A Tunisian association calls for facilitating the prosecution of security forces for assaulting women

Tunisia/ TEH:  On Monday, the Tunisian Association of Democratic Women (non-governmental) called on the authorities to facilitate the possibility of prosecuting security forces on charges of assaulting women.

This came in a statement by the association entitled “How long will the police violence, and how long will impunity last?”

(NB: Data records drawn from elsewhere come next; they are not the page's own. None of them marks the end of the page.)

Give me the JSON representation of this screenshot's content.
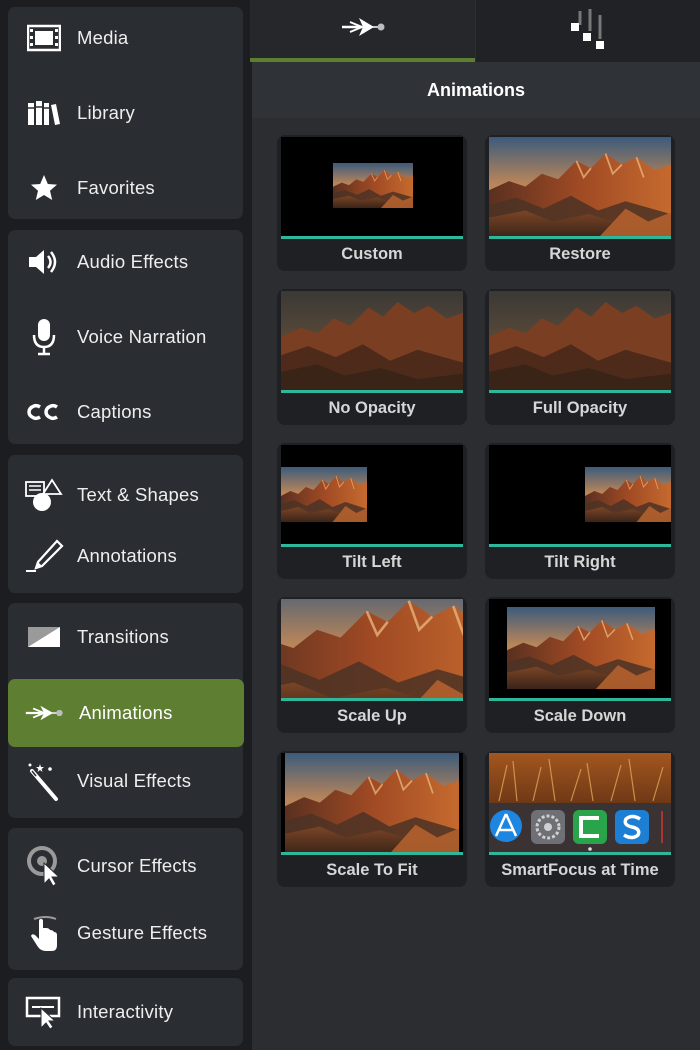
{
  "sidebar": {
    "items": [
      {
        "label": "Media",
        "icon": "film-icon"
      },
      {
        "label": "Library",
        "icon": "library-books-icon"
      },
      {
        "label": "Favorites",
        "icon": "star-icon"
      },
      {
        "label": "Audio Effects",
        "icon": "speaker-icon"
      },
      {
        "label": "Voice Narration",
        "icon": "microphone-icon"
      },
      {
        "label": "Captions",
        "icon": "cc-icon"
      },
      {
        "label": "Text & Shapes",
        "icon": "text-shapes-icon"
      },
      {
        "label": "Annotations",
        "icon": "pen-icon"
      },
      {
        "label": "Transitions",
        "icon": "transition-icon"
      },
      {
        "label": "Animations",
        "icon": "animation-arrow-icon"
      },
      {
        "label": "Visual Effects",
        "icon": "magic-wand-icon"
      },
      {
        "label": "Cursor Effects",
        "icon": "cursor-effect-icon"
      },
      {
        "label": "Gesture Effects",
        "icon": "gesture-hand-icon"
      },
      {
        "label": "Interactivity",
        "icon": "interactivity-icon"
      }
    ],
    "active": "Animations"
  },
  "tabs": [
    {
      "name": "animations-tab",
      "icon": "animation-arrow-icon",
      "selected": true
    },
    {
      "name": "behaviors-tab",
      "icon": "behaviors-icon",
      "selected": false
    }
  ],
  "panel": {
    "title": "Animations",
    "cards": [
      {
        "label": "Custom"
      },
      {
        "label": "Restore"
      },
      {
        "label": "No Opacity"
      },
      {
        "label": "Full Opacity"
      },
      {
        "label": "Tilt Left"
      },
      {
        "label": "Tilt Right"
      },
      {
        "label": "Scale Up"
      },
      {
        "label": "Scale Down"
      },
      {
        "label": "Scale To Fit"
      },
      {
        "label": "SmartFocus at Time"
      }
    ]
  },
  "colors": {
    "accent_green": "#5e7e31",
    "teal_bar": "#2fb79c",
    "panel_bg": "#2b2d31"
  }
}
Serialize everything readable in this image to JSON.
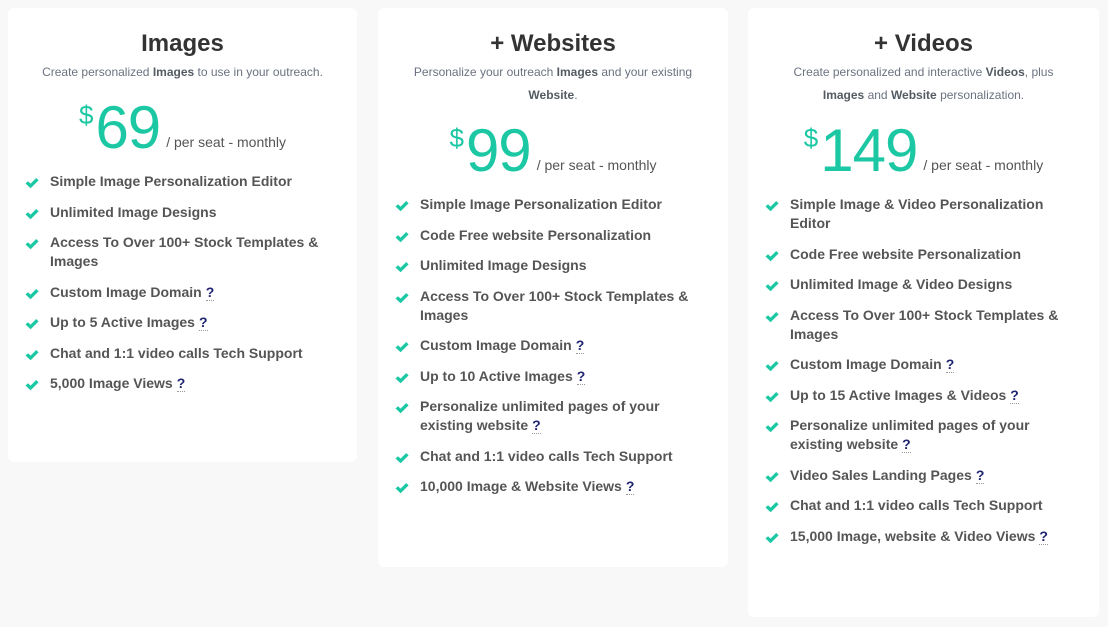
{
  "accent_color": "#1cc8a4",
  "plans": [
    {
      "title": "Images",
      "description": [
        {
          "text": "Create personalized ",
          "bold": false
        },
        {
          "text": "Images",
          "bold": true
        },
        {
          "text": " to use in your outreach.",
          "bold": false
        }
      ],
      "currency": "$",
      "price": "69",
      "period": "/ per seat - monthly",
      "features": [
        {
          "text": "Simple Image Personalization Editor",
          "help": false
        },
        {
          "text": "Unlimited Image Designs",
          "help": false
        },
        {
          "text": "Access To Over 100+ Stock Templates & Images",
          "help": false
        },
        {
          "text": "Custom Image Domain",
          "help": true
        },
        {
          "text": "Up to 5 Active Images",
          "help": true
        },
        {
          "text": "Chat and 1:1 video calls Tech Support",
          "help": false
        },
        {
          "text": "5,000 Image Views",
          "help": true
        }
      ]
    },
    {
      "title": "+ Websites",
      "description": [
        {
          "text": "Personalize your outreach ",
          "bold": false
        },
        {
          "text": "Images",
          "bold": true
        },
        {
          "text": " and your existing ",
          "bold": false
        },
        {
          "text": "Website",
          "bold": true
        },
        {
          "text": ".",
          "bold": false
        }
      ],
      "currency": "$",
      "price": "99",
      "period": "/ per seat - monthly",
      "features": [
        {
          "text": "Simple Image Personalization Editor",
          "help": false
        },
        {
          "text": "Code Free website Personalization",
          "help": false
        },
        {
          "text": "Unlimited Image Designs",
          "help": false
        },
        {
          "text": "Access To Over 100+ Stock Templates & Images",
          "help": false
        },
        {
          "text": "Custom Image Domain",
          "help": true
        },
        {
          "text": "Up to 10 Active Images",
          "help": true
        },
        {
          "text": "Personalize unlimited pages of your existing website",
          "help": true
        },
        {
          "text": "Chat and 1:1 video calls Tech Support",
          "help": false
        },
        {
          "text": "10,000 Image & Website Views",
          "help": true
        }
      ]
    },
    {
      "title": "+ Videos",
      "description": [
        {
          "text": "Create personalized and interactive ",
          "bold": false
        },
        {
          "text": "Videos",
          "bold": true
        },
        {
          "text": ", plus ",
          "bold": false
        },
        {
          "text": "Images",
          "bold": true
        },
        {
          "text": " and ",
          "bold": false
        },
        {
          "text": "Website",
          "bold": true
        },
        {
          "text": " personalization.",
          "bold": false
        }
      ],
      "currency": "$",
      "price": "149",
      "period": "/ per seat - monthly",
      "features": [
        {
          "text": "Simple Image & Video Personalization Editor",
          "help": false
        },
        {
          "text": "Code Free website Personalization",
          "help": false
        },
        {
          "text": "Unlimited Image & Video Designs",
          "help": false
        },
        {
          "text": "Access To Over 100+ Stock Templates & Images",
          "help": false
        },
        {
          "text": "Custom Image Domain",
          "help": true
        },
        {
          "text": "Up to 15 Active Images & Videos",
          "help": true
        },
        {
          "text": "Personalize unlimited pages of your existing website",
          "help": true
        },
        {
          "text": "Video Sales Landing Pages",
          "help": true
        },
        {
          "text": "Chat and 1:1 video calls Tech Support",
          "help": false
        },
        {
          "text": "15,000 Image, website & Video Views",
          "help": true
        }
      ]
    }
  ],
  "help_glyph": "?",
  "check_icon": "check-icon"
}
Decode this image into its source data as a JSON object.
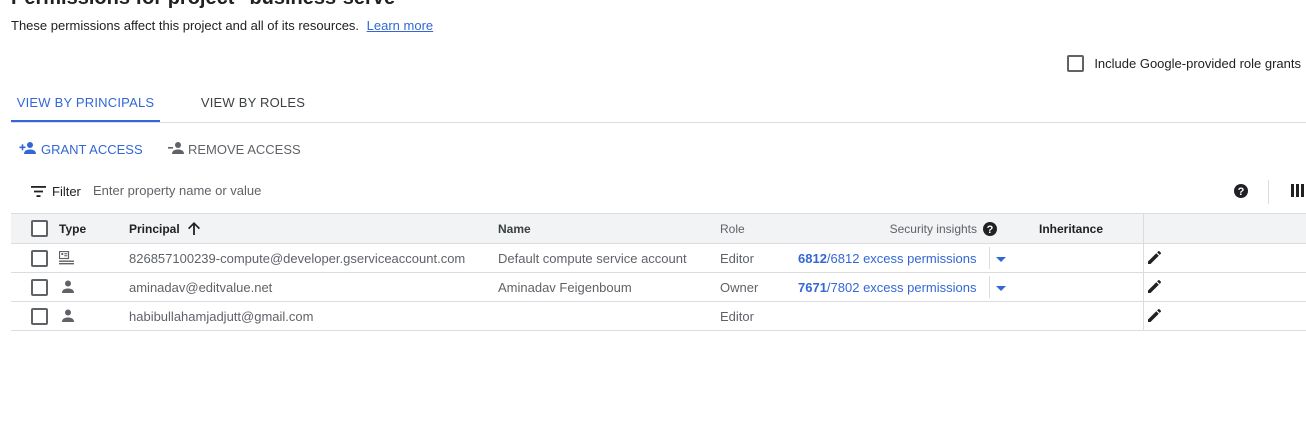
{
  "header": {
    "title": "Permissions for project \"business-serve\"",
    "subtitle": "These permissions affect this project and all of its resources.",
    "learn_more": "Learn more"
  },
  "options": {
    "google_roles_label": "Include Google-provided role grants",
    "google_roles_checked": false
  },
  "tabs": [
    {
      "label": "VIEW BY PRINCIPALS",
      "active": true
    },
    {
      "label": "VIEW BY ROLES",
      "active": false
    }
  ],
  "actions": {
    "grant_label": "GRANT ACCESS",
    "remove_label": "REMOVE ACCESS"
  },
  "filter": {
    "label": "Filter",
    "placeholder": "Enter property name or value"
  },
  "table": {
    "columns": {
      "type": "Type",
      "principal": "Principal",
      "name": "Name",
      "role": "Role",
      "security_insights": "Security insights",
      "inheritance": "Inheritance"
    },
    "sort": {
      "column": "Principal",
      "direction": "ascending"
    },
    "rows": [
      {
        "type_icon": "service-account-icon",
        "principal": "826857100239-compute@developer.gserviceaccount.com",
        "name": "Default compute service account",
        "role": "Editor",
        "excess": "6812",
        "insight": "/6812 excess permissions",
        "inheritance": ""
      },
      {
        "type_icon": "person-icon",
        "principal": "aminadav@editvalue.net",
        "name": "Aminadav Feigenboum",
        "role": "Owner",
        "excess": "7671",
        "insight": "/7802 excess permissions",
        "inheritance": ""
      },
      {
        "type_icon": "person-icon",
        "principal": "habibullahamjadjutt@gmail.com",
        "name": "",
        "role": "Editor",
        "excess": "",
        "insight": "",
        "inheritance": ""
      }
    ]
  },
  "colors": {
    "accent": "#3367d6",
    "text": "#202124",
    "muted": "#5f6368",
    "header_bg": "#f1f3f4",
    "divider": "#dadce0"
  }
}
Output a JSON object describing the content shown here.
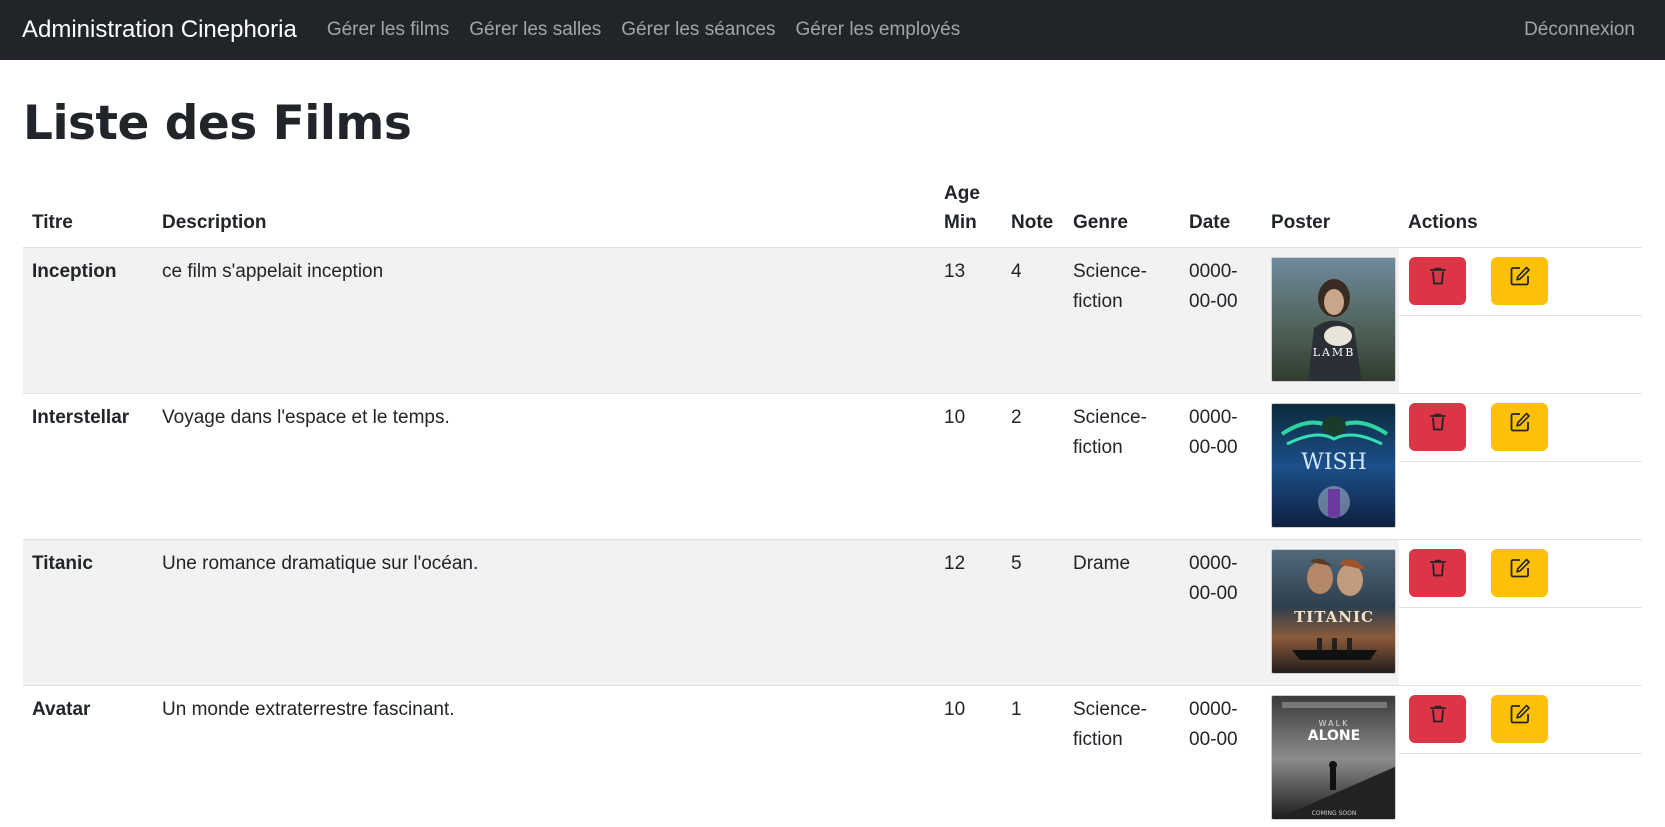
{
  "navbar": {
    "brand": "Administration Cinephoria",
    "links": [
      "Gérer les films",
      "Gérer les salles",
      "Gérer les séances",
      "Gérer les employés"
    ],
    "logout": "Déconnexion"
  },
  "page": {
    "title": "Liste des Films"
  },
  "table": {
    "headers": {
      "titre": "Titre",
      "description": "Description",
      "age_line1": "Age",
      "age_line2": "Min",
      "note": "Note",
      "genre": "Genre",
      "date": "Date",
      "poster": "Poster",
      "actions": "Actions"
    },
    "rows": [
      {
        "titre": "Inception",
        "description": "ce film s'appelait inception",
        "age": "13",
        "note": "4",
        "genre_line1": "Science-",
        "genre_line2": "fiction",
        "date_line1": "0000-",
        "date_line2": "00-00",
        "poster_text": "LAMB"
      },
      {
        "titre": "Interstellar",
        "description": "Voyage dans l'espace et le temps.",
        "age": "10",
        "note": "2",
        "genre_line1": "Science-",
        "genre_line2": "fiction",
        "date_line1": "0000-",
        "date_line2": "00-00",
        "poster_text": "WISH"
      },
      {
        "titre": "Titanic",
        "description": "Une romance dramatique sur l'océan.",
        "age": "12",
        "note": "5",
        "genre_line1": "Drame",
        "genre_line2": "",
        "date_line1": "0000-",
        "date_line2": "00-00",
        "poster_text": "TITANIC"
      },
      {
        "titre": "Avatar",
        "description": "Un monde extraterrestre fascinant.",
        "age": "10",
        "note": "1",
        "genre_line1": "Science-",
        "genre_line2": "fiction",
        "date_line1": "0000-",
        "date_line2": "00-00",
        "poster_text": "ALONE"
      }
    ],
    "delete_icon": "trash-icon",
    "edit_icon": "edit-icon"
  },
  "colors": {
    "navbar": "#212529",
    "danger": "#dc3545",
    "warning": "#ffc107",
    "stripe": "#f2f2f2"
  }
}
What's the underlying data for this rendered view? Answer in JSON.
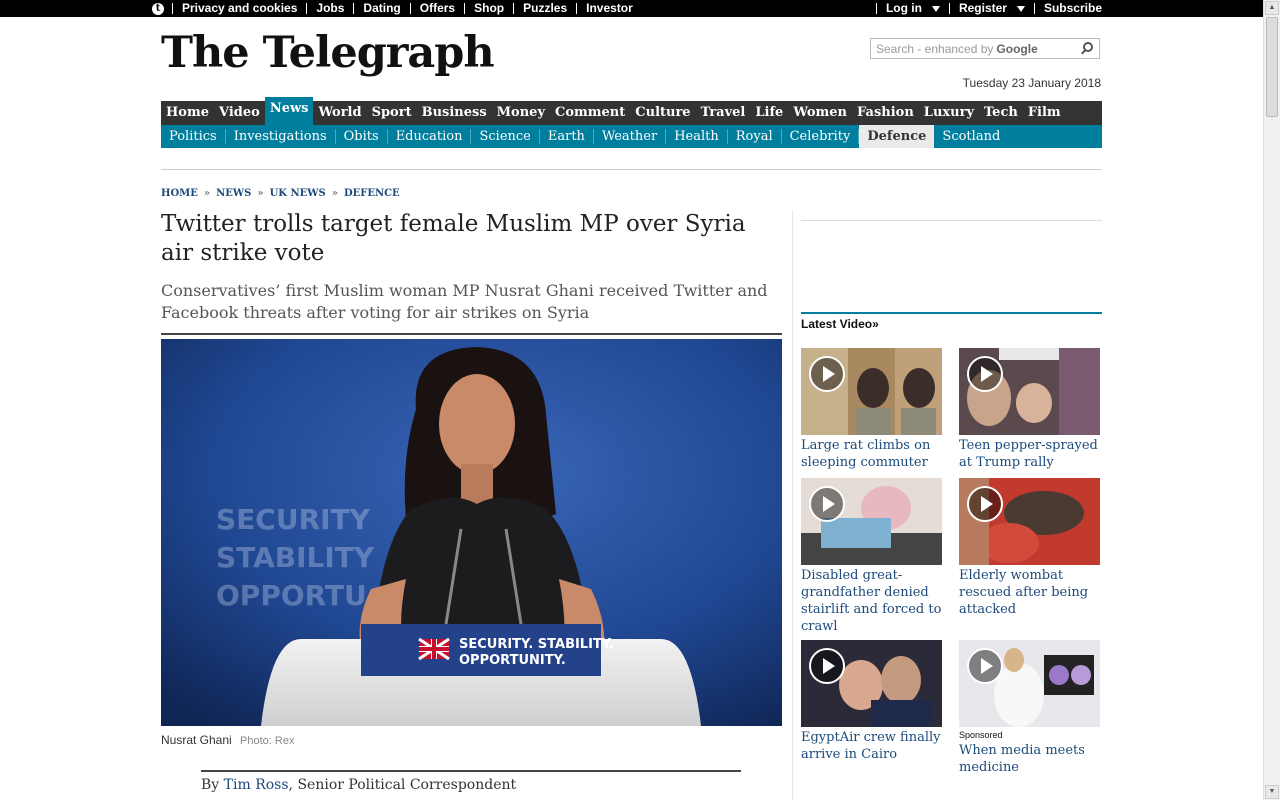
{
  "topbar": {
    "left_links": [
      "Privacy and cookies",
      "Jobs",
      "Dating",
      "Offers",
      "Shop",
      "Puzzles",
      "Investor"
    ],
    "login": "Log in",
    "register": "Register",
    "subscribe": "Subscribe"
  },
  "masthead": {
    "logo": "The Telegraph",
    "search_placeholder": "Search - enhanced by",
    "search_brand": "Google",
    "date": "Tuesday 23 January 2018"
  },
  "nav": {
    "primary": [
      "Home",
      "Video",
      "News",
      "World",
      "Sport",
      "Business",
      "Money",
      "Comment",
      "Culture",
      "Travel",
      "Life",
      "Women",
      "Fashion",
      "Luxury",
      "Tech",
      "Film"
    ],
    "primary_active": "News",
    "secondary": [
      "Politics",
      "Investigations",
      "Obits",
      "Education",
      "Science",
      "Earth",
      "Weather",
      "Health",
      "Royal",
      "Celebrity",
      "Defence",
      "Scotland"
    ],
    "secondary_active": "Defence"
  },
  "breadcrumb": [
    "HOME",
    "NEWS",
    "UK NEWS",
    "DEFENCE"
  ],
  "article": {
    "headline": "Twitter trolls target female Muslim MP over Syria air strike vote",
    "standfirst": "Conservatives’ first Muslim woman MP Nusrat Ghani received Twitter and Facebook threats after voting for air strikes on Syria",
    "photo_podium_text_1": "SECURITY. STABILITY.",
    "photo_podium_text_2": "OPPORTUNITY.",
    "photo_bg_text": [
      "SECURITY",
      "STABILITY",
      "OPPORTU"
    ],
    "caption": "Nusrat Ghani",
    "photo_credit": "Photo: Rex",
    "byline_prefix": "By",
    "author": "Tim Ross",
    "author_role": ", Senior Political Correspondent"
  },
  "sidebar": {
    "latest_video_label": "Latest Video»",
    "videos": [
      {
        "title": "Large rat climbs on sleeping commuter",
        "sponsored": ""
      },
      {
        "title": "Teen pepper-sprayed at Trump rally",
        "sponsored": ""
      },
      {
        "title": "Disabled great-grandfather denied stairlift and forced to crawl",
        "sponsored": ""
      },
      {
        "title": "Elderly wombat rescued after being attacked",
        "sponsored": ""
      },
      {
        "title": "EgyptAir crew finally arrive in Cairo",
        "sponsored": ""
      },
      {
        "title": "When media meets medicine",
        "sponsored": "Sponsored"
      }
    ]
  },
  "colors": {
    "nav_dark": "#333333",
    "accent_teal": "#007e9d",
    "link_blue": "#1b4a7b"
  }
}
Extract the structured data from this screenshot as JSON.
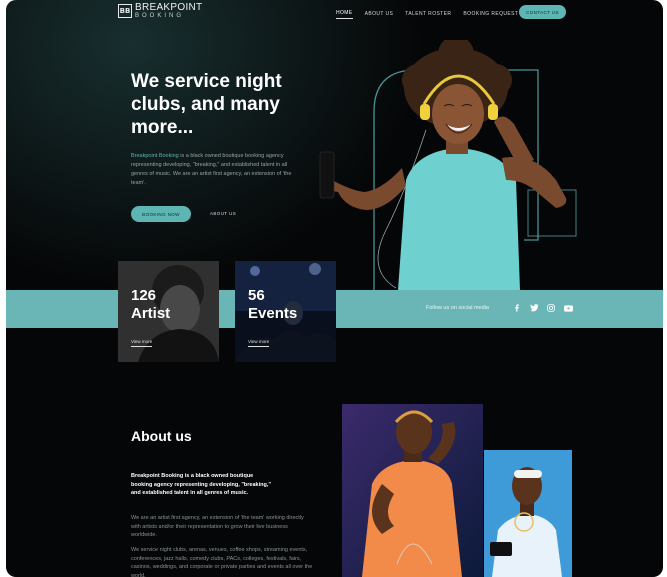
{
  "logo": {
    "mark": "BB",
    "line1": "BREAKPOINT",
    "line2": "BOOKING"
  },
  "nav": {
    "items": [
      "HOME",
      "ABOUT US",
      "TALENT ROSTER",
      "BOOKING REQUEST"
    ],
    "active_index": 0,
    "contact_label": "CONTACT US"
  },
  "hero": {
    "title": "We service night clubs, and many more...",
    "desc_highlight": "Breakpoint Booking",
    "desc_rest": " is a black owned boutique booking agency representing developing, \"breaking,\" and established talent in all genres of music. We are an artist first agency, an extension of 'the team'.",
    "booking_label": "BOOKING NOW",
    "about_label": "ABOUT US"
  },
  "stats": [
    {
      "number": "126",
      "label": "Artist",
      "link": "View more"
    },
    {
      "number": "56",
      "label": "Events",
      "link": "View more"
    }
  ],
  "social": {
    "label": "Follow us on social media",
    "icons": [
      "facebook-icon",
      "twitter-icon",
      "instagram-icon",
      "youtube-icon"
    ]
  },
  "about": {
    "title": "About us",
    "p1": "Breakpoint Booking is a black owned boutique booking agency representing developing, \"breaking,\" and established talent in all genres of music.",
    "p2": "We are an artist first agency, an extension of 'the team' working directly with artists and/or their representation to grow their live business worldwide.",
    "p3": "We service night clubs, arenas, venues, coffee shops, streaming events, conferences, jazz halls, comedy clubs, PACs, colleges, festivals, fairs, casinos, weddings, and corporate or private parties and events all over the world."
  },
  "colors": {
    "accent": "#5db5b4",
    "strip": "#6ab6b7",
    "background": "#050607"
  }
}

The association said that there is a “recurrence of attacks against women by taking advantage of security influence and judicial complicity.”

She added that this complicity “has reached the point of fabricating charges, plotting cases and benefiting from the phenomenon of impunity for security personnel, especially when the victims are women.”

The association affirmed that it supports “all the victims and denounces the repeated attacks by the security services against women.”

She called on the authorities to “create a legal mechanism that permits (allowing) cases against security personnel to be submitted to security centers other than those in which the suspects work.”

The association held the state responsible for what it said was “the rampant phenomenon of impunity.”

She called for “abandoning the method of arresting female journalists and dealing with the press sector through democratic mechanisms.”

She stressed that she “will continue the struggle to achieve full and effective equality, achieve full citizenship, advance women’s rights and empower them politically, economically, culturally and socially.”

On more than one occasion, human rights and civil organizations in Tunisia have called for the adoption of March 31 of each year as a national day to combat impunity.


On March 31, 2018, Omar Al-Obeidi, a fan of Club Africain, drowned in Oued Meliane (south of the capital).

The defense team accuses the police of forcing Al-Obaidi to jump into the water after a football initiative, which the authorities denied at the time, and the investigation is still ongoing.